History and Information about Morse Code

History and information about Morse Code a system of communications based on dots and dashes, the international and American alphabet included.

Morse Code

In 1844, S. F. B. Morse demonstrated to the U.S. Congress the feasibility of sending a message ("What hath God wrought") over a wire from Washington to Baltimore. Today there are 2 versions of Morse's original code: the General Service or International Morse Code, and the American Morse Code.

These codes have an alphabet made up of dots and dashes in various combinations which stand for individual letters. The Morse Code is so widely used that it does not qualify as a "secret" language, but it can be very mystifying to one who does not know it. It has a definite advantage over the Semaphore Code in that it can be sent in many ways--by whistle, buzzer, tapping, flags, or even by using the clenched and open hand during daylight hours. By night, lights of any kind can be used.

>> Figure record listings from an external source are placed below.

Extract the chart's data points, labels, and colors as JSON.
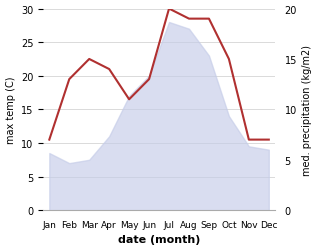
{
  "months": [
    "Jan",
    "Feb",
    "Mar",
    "Apr",
    "May",
    "Jun",
    "Jul",
    "Aug",
    "Sep",
    "Oct",
    "Nov",
    "Dec"
  ],
  "temp": [
    8.5,
    7,
    7.5,
    11,
    17,
    20,
    28,
    27,
    23,
    14,
    9.5,
    9
  ],
  "precip": [
    7,
    13,
    15,
    14,
    11,
    13,
    20,
    19,
    19,
    15,
    7,
    7
  ],
  "temp_fill_color": "#c5cce8",
  "temp_fill_alpha": 0.65,
  "precip_color": "#b03030",
  "xlabel": "date (month)",
  "ylabel_left": "max temp (C)",
  "ylabel_right": "med. precipitation (kg/m2)",
  "ylim_left": [
    0,
    30
  ],
  "ylim_right": [
    0,
    20
  ],
  "yticks_left": [
    0,
    5,
    10,
    15,
    20,
    25,
    30
  ],
  "yticks_right": [
    0,
    5,
    10,
    15,
    20
  ],
  "bg_color": "#ffffff",
  "grid_color": "#cccccc"
}
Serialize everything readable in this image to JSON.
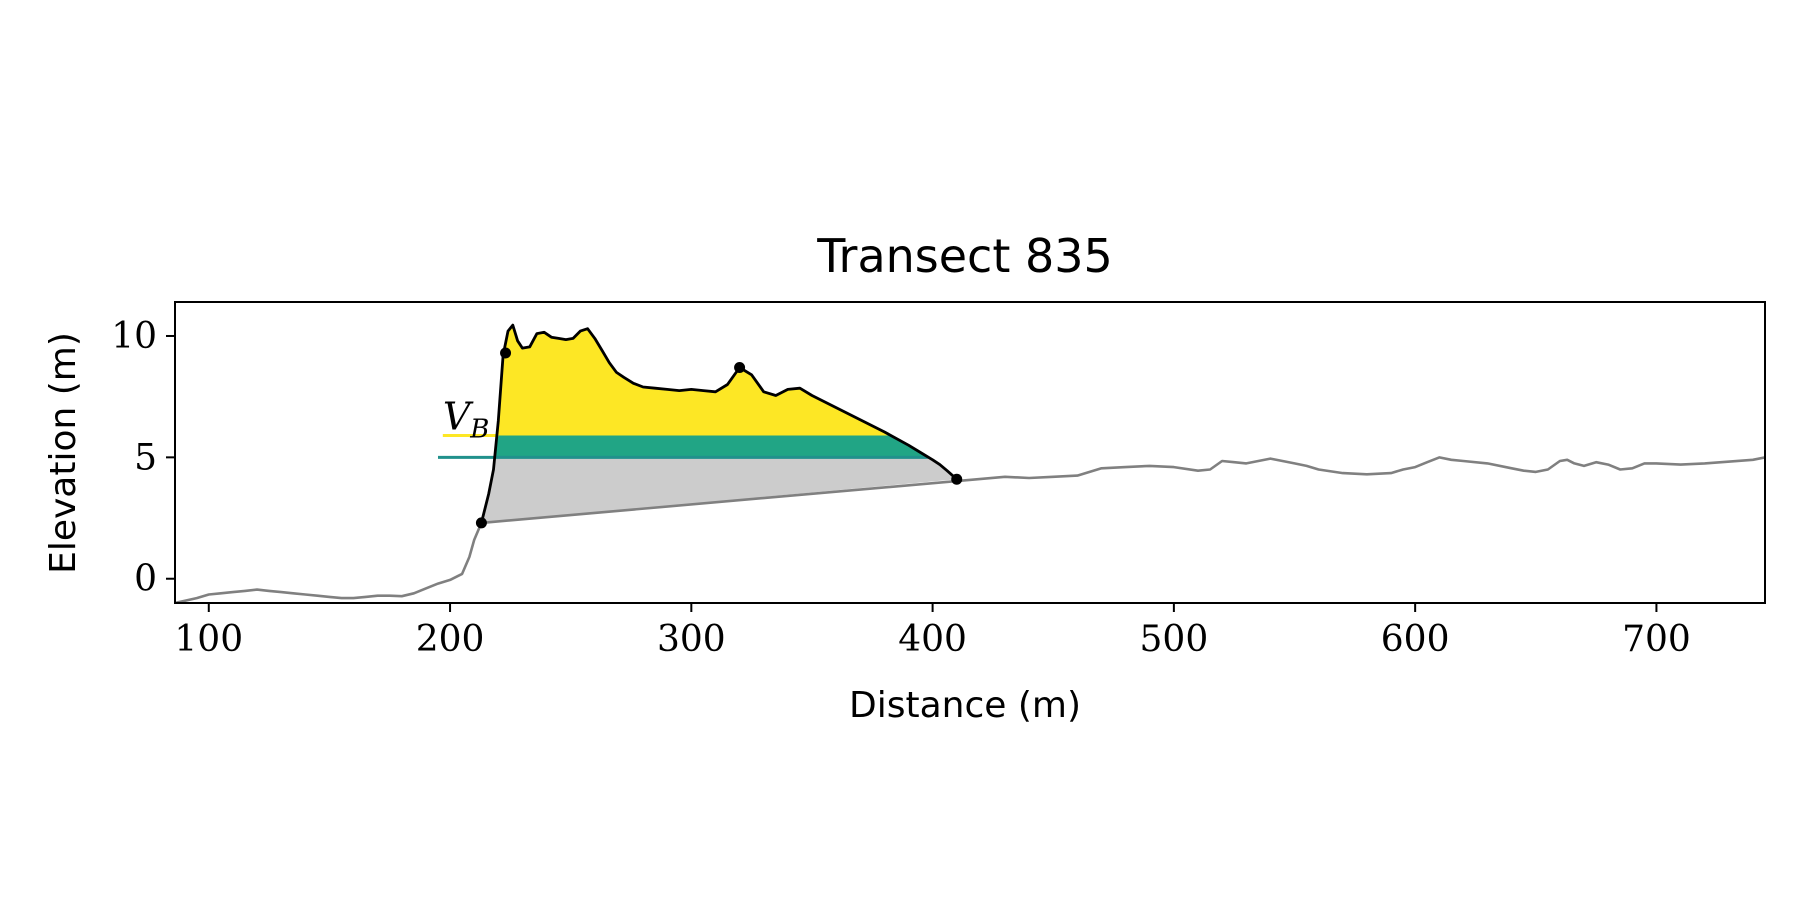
{
  "chart_data": {
    "type": "line",
    "title": "Transect 835",
    "xlabel": "Distance (m)",
    "ylabel": "Elevation (m)",
    "xlim": [
      86,
      745
    ],
    "ylim": [
      -1,
      11.4
    ],
    "xticks": [
      100,
      200,
      300,
      400,
      500,
      600,
      700
    ],
    "yticks": [
      0,
      5,
      10
    ],
    "grid": false,
    "colors": {
      "profile": "#808080",
      "dune": "#000000",
      "volume_above_threshold": "#fde725",
      "threshold_band": "#21a585",
      "threshold_line": "#21918c",
      "base_fill": "#cccccc",
      "points": "#000000"
    },
    "series": [
      {
        "name": "",
        "x": [
          86,
          95,
          100,
          105,
          110,
          115,
          120,
          125,
          130,
          135,
          140,
          145,
          150,
          155,
          160,
          165,
          170,
          175,
          180,
          185,
          190,
          195,
          200,
          203,
          205,
          208,
          210,
          213,
          430,
          440,
          450,
          460,
          470,
          480,
          490,
          500,
          510,
          515,
          520,
          525,
          530,
          540,
          545,
          550,
          555,
          560,
          570,
          580,
          590,
          595,
          600,
          605,
          610,
          615,
          620,
          630,
          640,
          645,
          650,
          655,
          660,
          663,
          666,
          670,
          675,
          680,
          685,
          690,
          695,
          700,
          710,
          720,
          740,
          745
        ],
        "y": [
          -1.0,
          -0.8,
          -0.65,
          -0.6,
          -0.55,
          -0.5,
          -0.45,
          -0.5,
          -0.55,
          -0.6,
          -0.65,
          -0.7,
          -0.75,
          -0.8,
          -0.8,
          -0.75,
          -0.7,
          -0.7,
          -0.72,
          -0.6,
          -0.4,
          -0.2,
          -0.05,
          0.1,
          0.2,
          0.9,
          1.6,
          2.3,
          4.2,
          4.15,
          4.2,
          4.25,
          4.55,
          4.6,
          4.65,
          4.6,
          4.45,
          4.5,
          4.85,
          4.8,
          4.75,
          4.95,
          4.85,
          4.75,
          4.65,
          4.5,
          4.35,
          4.3,
          4.35,
          4.5,
          4.6,
          4.8,
          5.0,
          4.9,
          4.85,
          4.75,
          4.55,
          4.45,
          4.4,
          4.5,
          4.85,
          4.9,
          4.75,
          4.65,
          4.8,
          4.7,
          4.5,
          4.55,
          4.75,
          4.75,
          4.7,
          4.75,
          4.9,
          5.0
        ]
      },
      {
        "name": "",
        "x": [
          213,
          216,
          218,
          220,
          222,
          224,
          226,
          228,
          230,
          233,
          236,
          239,
          242,
          245,
          248,
          251,
          254,
          257,
          260,
          263,
          266,
          269,
          272,
          276,
          280,
          285,
          290,
          295,
          300,
          305,
          310,
          315,
          320,
          325,
          330,
          335,
          340,
          345,
          350,
          360,
          370,
          380,
          390,
          395,
          400,
          403,
          406,
          410
        ],
        "y": [
          2.3,
          3.5,
          4.5,
          6.5,
          9.2,
          10.2,
          10.45,
          9.8,
          9.5,
          9.55,
          10.1,
          10.15,
          9.95,
          9.9,
          9.85,
          9.9,
          10.2,
          10.3,
          9.9,
          9.4,
          8.9,
          8.5,
          8.3,
          8.05,
          7.9,
          7.85,
          7.8,
          7.75,
          7.8,
          7.75,
          7.7,
          8.0,
          8.7,
          8.4,
          7.7,
          7.55,
          7.8,
          7.85,
          7.55,
          7.05,
          6.55,
          6.05,
          5.5,
          5.2,
          4.9,
          4.7,
          4.45,
          4.1
        ]
      }
    ],
    "points": [
      {
        "x": 213,
        "y": 2.3
      },
      {
        "x": 223,
        "y": 9.3
      },
      {
        "x": 320,
        "y": 8.7
      },
      {
        "x": 410,
        "y": 4.1
      }
    ],
    "thresholds": {
      "upper": 5.9,
      "lower": 5.0,
      "upper_line_x": [
        197,
        220
      ],
      "lower_line_x": [
        195,
        398
      ]
    },
    "base_line": {
      "x": [
        213,
        410
      ],
      "y": [
        2.3,
        4.1
      ]
    },
    "annotation": {
      "label": "V",
      "subscript": "B",
      "x": 197,
      "y": 6.15
    }
  }
}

The flag is generally a square with a smaller square of a 2nd color in the center. White with a smaller square of red shows up well against dark backgrounds (woods, for instance) while red with a smaller square of white shows up well against light backgrounds (such as sky or a light wall).

There are 3 motions used with the flag and all start from and return to a perpendicular position in front of the sender. To make a dot, the flag is swung down to the right and brought back to position. To make a dash, the flag is swung down to the left and brought back to position. An interval is made by swinging the flag down directly in front and returning it to the original position. "Fouling" is avoided by making a figure "8" with the point of the stick while swinging. There are no pauses between dots and dashes, but a pause is made to indicate the completion of a letter. One interval, front, means end of word. Two intervals mean completion of sentence. Three intervals mean end of message.

MORSE CODE

International American

A .- .-

B -... -...

C -.-. .. .

D -.. -..

E . .

F ..-. .-.

G --. --.

H .... ....

I .. ..

J .--- -.-.

K -.- -.-

L .-.. -(=5 dots)

M -- --

N -. -.

O --- . .

P .--. .....

Q --.- ..-.

R .-. . ..

S ... ...

T - -

U ..- ..-

V ...- ...-

W .-- .--

X -..- .-..

Y -.-- .. ..

Z --.. ... .

1 .---- .--.

2 ..--- ..-..

3 ...-- ...-.

4 ....- ....-

5 ..... ---

6 -.... ......

7 --... --..

8 ---.. -....

9 ----. -..-

0 ----- -(=7 dots)

period .. .. .. ..--..

comma .-.-.- .-.-

quotation marks .-..-. .-..-.

colon ---... ---...

semicolon -.-.-. -.-.-.

question mark ..--.. ..--..

To use a flashlight, use a short flash for the dot and a longer flash for the dash. There is a 3-dot pause between letters and a 5-dot pause between words. A longer pause indicates end of sentence. With a whistle, a short blast indicates a dot, a long blast a dash. The same pauses are used as with a flashlight. A lantern is used more or less like a flag: for a dot, it is swung to the right; for a dash, to the left; and for the interval, it is moved down and up in a vertical line in front of the sender.

The 1st letters to learn are E, I, S, H (. , . ., . . . , . . . .) and T, M, O (-,--,---), and these 7 letters can be used to form many words such as: is, it, sometimes, this, them, home, see. Accuracy is more important than speed, and speed will come with practice anyway!